Enquanto Lia ouvia contrita e espantada, pareceu que o chão lhe fugia dos pés. Com instinto materno ferido à flor da pele, ela continuava relutante em conscientizar-se que seu sonho deveria morrer. Imaginava que um filho lindo prenderia e enterneceria o coração e o sentimento de Dimitri quando enxergasse o filhinho em seu leito. Refletia consigo mesma: “Qual o pai que não sente o peito visitado pela ternura ao ver o filho recém nascido?” Lia ainda não conhecia as estultices maldosas do coração humano.

Não basta ser indulgente e ter boa vontade. É preciso aceitar com coragem lúcida os desafios da existência. Milhões de vidas se perdem por falta de informações prévias. No mundo dos comunicantes isso parece um paradoxo, não é?


Será desnecessário descrever tudo o que Lia sofreu nas 3 primeiras semanas seguintes ao encontro no restaurante. De um lado pela sua formação ortodoxa, ela não poderia entregar seu corpo às violências de um aborto. Também queria muito ter um lindo e saudável bebê que seria muito amado, principalmente sendo fruto do homem a quem dedicava as virtudes e sentimentos da sua inexperiente alma.

Ela entrara no quarto mês de gestação e sentia arrepios pelo corpo só em imaginar os conflitos familiares que eclodiriam na sua existência, desprotegida pela intensidade do amor que sentia por Dimitri. Lembrava com íntima dor expandida, as últimas palavras do eleito por sua alma: “Ou esse nascimento ou eu!”. Que faria ela em tão cruel encruzilhada, sem nem ao menos o respaldo de uma terceira opção? Não se permitia julgar a inclemência do amado. Para ela, Dimitri era a síntese da perfeição deste mundo! Se algo parecia errado, o erro tinha que estar nela. Mas por que a vida é assim? Por que os amigos de escola em plena mocidade casavam no altar e ganhavam os filhos que desejavam? Por que ela, contrariando hábitos e conteúdos familiares, por exigência de Dimitri, teve que entregar-se a ele num antihigiênico quarto de hotel, sem véu de noiva e flores aos pés do altar?

Mas esse conflito interior não era o ferimento principal: o pior é que ela assistia o crescimento do embate e, para não perder Dimitri ela daria a própria vida. Jurava que não poderia viver sem ele, ela começava a ceder no aceitar a idéia de concordar com a interrupção da gravidez. Seria um menino, uma menina? Já sentia em seu ventre os primeiros movimentos do serzinho que já adorava sem conhecer.

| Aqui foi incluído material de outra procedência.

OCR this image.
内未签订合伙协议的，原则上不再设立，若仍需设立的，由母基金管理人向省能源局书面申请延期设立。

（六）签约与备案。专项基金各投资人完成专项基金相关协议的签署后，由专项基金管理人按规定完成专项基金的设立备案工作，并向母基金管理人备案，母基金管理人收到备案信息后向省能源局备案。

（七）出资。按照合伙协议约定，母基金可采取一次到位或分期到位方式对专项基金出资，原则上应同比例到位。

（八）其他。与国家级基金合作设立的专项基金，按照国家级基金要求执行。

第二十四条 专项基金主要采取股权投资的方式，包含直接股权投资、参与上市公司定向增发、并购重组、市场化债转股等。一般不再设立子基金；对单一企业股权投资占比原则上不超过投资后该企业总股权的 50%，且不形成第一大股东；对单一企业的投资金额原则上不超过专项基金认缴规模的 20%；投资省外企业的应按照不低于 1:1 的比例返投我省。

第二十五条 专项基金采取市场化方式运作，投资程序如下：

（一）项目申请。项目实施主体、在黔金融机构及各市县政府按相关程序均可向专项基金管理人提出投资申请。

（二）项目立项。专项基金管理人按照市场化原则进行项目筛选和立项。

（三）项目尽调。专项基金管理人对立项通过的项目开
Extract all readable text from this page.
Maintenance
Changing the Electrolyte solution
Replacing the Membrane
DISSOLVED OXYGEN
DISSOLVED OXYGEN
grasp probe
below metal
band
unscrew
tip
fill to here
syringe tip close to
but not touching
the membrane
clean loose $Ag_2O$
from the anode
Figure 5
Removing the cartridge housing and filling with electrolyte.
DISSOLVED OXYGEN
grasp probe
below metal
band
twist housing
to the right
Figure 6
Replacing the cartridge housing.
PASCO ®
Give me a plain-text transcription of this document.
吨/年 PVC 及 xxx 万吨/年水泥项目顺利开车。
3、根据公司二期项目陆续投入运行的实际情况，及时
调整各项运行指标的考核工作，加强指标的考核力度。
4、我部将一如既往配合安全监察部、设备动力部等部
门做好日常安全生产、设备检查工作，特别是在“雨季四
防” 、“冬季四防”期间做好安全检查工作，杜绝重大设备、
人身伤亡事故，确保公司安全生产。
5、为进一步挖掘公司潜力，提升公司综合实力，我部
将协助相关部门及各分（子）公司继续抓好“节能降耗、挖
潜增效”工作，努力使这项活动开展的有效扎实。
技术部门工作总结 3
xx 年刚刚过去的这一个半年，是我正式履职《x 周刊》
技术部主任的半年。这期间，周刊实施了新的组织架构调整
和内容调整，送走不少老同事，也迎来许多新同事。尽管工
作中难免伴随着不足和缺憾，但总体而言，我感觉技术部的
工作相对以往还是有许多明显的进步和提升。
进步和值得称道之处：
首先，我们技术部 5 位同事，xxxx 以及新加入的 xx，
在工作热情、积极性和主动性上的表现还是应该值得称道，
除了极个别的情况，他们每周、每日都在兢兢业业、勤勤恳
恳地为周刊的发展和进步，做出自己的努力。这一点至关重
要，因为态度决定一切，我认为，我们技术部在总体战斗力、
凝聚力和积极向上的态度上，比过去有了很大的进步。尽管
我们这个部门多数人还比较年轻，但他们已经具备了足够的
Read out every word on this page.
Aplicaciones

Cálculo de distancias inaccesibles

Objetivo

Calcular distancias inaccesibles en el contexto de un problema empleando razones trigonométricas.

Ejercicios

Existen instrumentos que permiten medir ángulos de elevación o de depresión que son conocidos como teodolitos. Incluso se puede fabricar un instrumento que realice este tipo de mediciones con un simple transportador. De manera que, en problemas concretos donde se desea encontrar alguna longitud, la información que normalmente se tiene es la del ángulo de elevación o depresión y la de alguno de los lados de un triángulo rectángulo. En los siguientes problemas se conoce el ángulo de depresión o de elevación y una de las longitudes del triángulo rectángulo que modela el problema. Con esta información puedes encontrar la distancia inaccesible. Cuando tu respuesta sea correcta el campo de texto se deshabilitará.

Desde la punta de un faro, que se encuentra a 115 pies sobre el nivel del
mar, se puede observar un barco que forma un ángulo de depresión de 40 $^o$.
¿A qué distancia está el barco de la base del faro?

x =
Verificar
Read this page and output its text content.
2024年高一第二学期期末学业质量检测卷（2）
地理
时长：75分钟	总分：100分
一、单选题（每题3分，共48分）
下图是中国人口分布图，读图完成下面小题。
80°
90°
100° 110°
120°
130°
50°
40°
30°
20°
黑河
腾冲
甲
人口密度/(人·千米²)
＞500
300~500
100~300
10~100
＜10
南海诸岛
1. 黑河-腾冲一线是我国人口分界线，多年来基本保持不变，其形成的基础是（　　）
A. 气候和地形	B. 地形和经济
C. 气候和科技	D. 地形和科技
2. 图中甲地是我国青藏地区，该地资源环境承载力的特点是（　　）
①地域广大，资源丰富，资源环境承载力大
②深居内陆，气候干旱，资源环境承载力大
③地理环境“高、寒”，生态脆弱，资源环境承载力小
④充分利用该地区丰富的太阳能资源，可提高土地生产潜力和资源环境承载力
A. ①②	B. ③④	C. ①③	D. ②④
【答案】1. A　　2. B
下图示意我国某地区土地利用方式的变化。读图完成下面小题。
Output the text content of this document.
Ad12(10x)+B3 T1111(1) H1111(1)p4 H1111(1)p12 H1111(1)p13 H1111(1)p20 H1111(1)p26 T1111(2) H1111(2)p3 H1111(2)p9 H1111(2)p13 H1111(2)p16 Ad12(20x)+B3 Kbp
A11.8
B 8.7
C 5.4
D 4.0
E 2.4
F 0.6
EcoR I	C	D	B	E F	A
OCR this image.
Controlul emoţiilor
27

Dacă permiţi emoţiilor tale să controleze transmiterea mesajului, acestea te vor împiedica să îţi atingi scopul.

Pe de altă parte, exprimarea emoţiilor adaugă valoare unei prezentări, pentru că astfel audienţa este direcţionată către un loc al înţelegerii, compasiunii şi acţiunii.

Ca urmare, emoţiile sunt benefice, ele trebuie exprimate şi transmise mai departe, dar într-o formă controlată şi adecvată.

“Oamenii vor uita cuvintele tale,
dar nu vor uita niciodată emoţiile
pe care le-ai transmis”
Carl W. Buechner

Sim, esse serzinho precisava de toda a proteção, mas por outro lado, tinha que inclinar-se perante as determinações de Dimitri. Ela não poderia morrer. Agonizava-se com a fantasia de ser entregue a uma parteira particular, onde alguém a sedaria e ela nada veria. Sem querer apartar-se das derradeiras esperanças, surgiu-lhe a idéia de procurar o noivo querido e, quem sabe, envolvê-lo com expandidos carinhos, alcançar que ele mudasse de posição? Certa vez tinha ouvido falar de casais que mudaram de idéia e deixaram vir à luz o fruto multiplicador da vida. Para manter esse amor, que preço deveria pagar à vida?

Conhecia o endereço de Dimitri, que morava com os pais em outro bairro. Como ele não se manifestava, na manhã do 30º dia, decidiu que iria procurá-lo. Já não dormia, sentia refluxos no estômago e, olhando a natureza na primavera que chegava, aninhou nas entranhas a esperança que poderia salvá-la, e talvez fossem felizes para sempre. Foi então à residência de Anastácia, uma amiga de infância, que lhe ajudara na maquiagem que iria remediar a nuvem de tristeza que estampava no rosto. Disse à amiga apenas que queria ir bem bonita à casa de Dimitri, que tinham brigado, mas ela queria retornar.

E lá se foi Lia pela estrada de calçamento desalinhado que conduzia ao bangalô de Dimitri. Pediu à empregada que veio atendê-la que precisava falar urgente com Dimitri. A serviçal perguntou-lhe o nome e falou que Dimitri não tinha acordado, que chegara tarde e que só poderiam se falar se ela esperasse.

“- Eu espero.” - Lia replicou algo desapontada.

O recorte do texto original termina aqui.